1. Under his plea agreement, he agreed that: To the maximum extent permitted by federal law, the defendant voluntarily and expressly waives the right to appeal the conviction and sentence and the right to collaterally attack the conviction and sentence in any post-conviction proceeding, including but not limited to a 28 U.S.C. § 2255 proceeding, on any ground, EXCEPT THAT: the defendant may file a direct appeal of the sentence if it exceeds the statutory maximum or if, by variance or departure, the sentencing court imposes a sentence higher than the advisory sentencing guideline range as found by the sentencing court. The government's right to appeal is not limited, BUT IF the Government appeals the sentence imposed, the defendant may also file a direct appeal of the sentence.

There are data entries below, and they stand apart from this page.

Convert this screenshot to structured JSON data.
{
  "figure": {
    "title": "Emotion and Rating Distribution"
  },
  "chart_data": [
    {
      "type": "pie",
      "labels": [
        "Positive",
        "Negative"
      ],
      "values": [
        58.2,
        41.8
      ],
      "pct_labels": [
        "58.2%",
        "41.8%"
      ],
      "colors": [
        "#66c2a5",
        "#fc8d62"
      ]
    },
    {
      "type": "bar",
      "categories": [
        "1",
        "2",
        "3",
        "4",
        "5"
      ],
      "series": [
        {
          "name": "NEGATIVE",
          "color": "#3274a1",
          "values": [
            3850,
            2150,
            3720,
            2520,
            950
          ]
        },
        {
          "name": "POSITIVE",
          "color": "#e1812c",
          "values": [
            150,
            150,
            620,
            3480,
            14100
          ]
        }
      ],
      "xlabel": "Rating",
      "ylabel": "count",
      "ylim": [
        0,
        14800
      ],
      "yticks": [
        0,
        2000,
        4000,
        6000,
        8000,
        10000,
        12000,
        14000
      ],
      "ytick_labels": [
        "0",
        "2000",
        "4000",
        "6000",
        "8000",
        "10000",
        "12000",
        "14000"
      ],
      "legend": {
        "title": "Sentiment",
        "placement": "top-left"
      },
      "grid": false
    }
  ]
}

Doc. 16 at 6 (emphasis added).

2. One Eleventh Circuit panel instructs that "the district court cannot grant relief in a § 2255 proceeding unless the movant . . . proves that he was sentenced using the residual clause." In re Moore, ___ F.3d ___, 2016 WL 4010433 at * 3-4 (11th Cir. July 27, 2016). But another labels that command as "dicta" and "wrong." In re Chance, ___ F.3d ___, 2016 WL 4123844 at * 4 (11th Cir. Aug. 2, 2016). The Moore court said: the district court cannot grant relief in a § 2255 proceeding unless the movant meets his burden of showing that he is entitled to relief, and in this context the movant cannot meet that burden unless he proves that he was sentenced using the residual clause and that the use of that clause made a difference in the sentence. If the district court cannot determine whether the residual clause was used in sentencing and affected the final sentence — if the court cannot tell one way or the other — the district court must deny the § 2255 motion. It must do so because the movant will have failed to carry his burden of showing all that is necessary to warrant § 2255 relief.

Moore, 2016 WL 4010433 at * 4. It justified its directive in a preceding passage:

There are many reasons why one who files a collateral proceeding has the burden of proof and persuasion on all of the elements of his claim. Chief among them is the principle that `direct appeal is the primary avenue for review of a conviction or sentence. . . . When the process of direct review . . . comes to an end, a presumption of finality and legality attaches to the conviction and sentence.' Barefoot v. Estelle, 463 U.S. 880, 887, 103 S.Ct. 3383, 3391-92, 77 L.Ed.2d 1090 (1983); see also Jones v. United States, 304 F.3d 1035, 1039 (11th Cir. 2002) (`A fundamental purpose for the [Antiterrorism and Effective Death Penalty Act] was to establish finality in post-conviction proceedings.') (citations omitted).

Id. at * 3.

3. Equitable tolling can, in exceptional circumstances, allow untimely motions to proceed. See Holland v. Florida, 560 U.S. 631, 649 (2010). So can a "`fundamental miscarriage of justice'" that "`has probably resulted in the conviction of one who is actually innocent.'" Fail, 2016 WL 1658594 at * 4 (quoting McQuiggin v. Perkins, 133 S.Ct. 1924, 1931 (2013)). Movant invokes neither tolling nor the miscarriage exception, and offers no new evidence or exceptional circumstances to trigger either.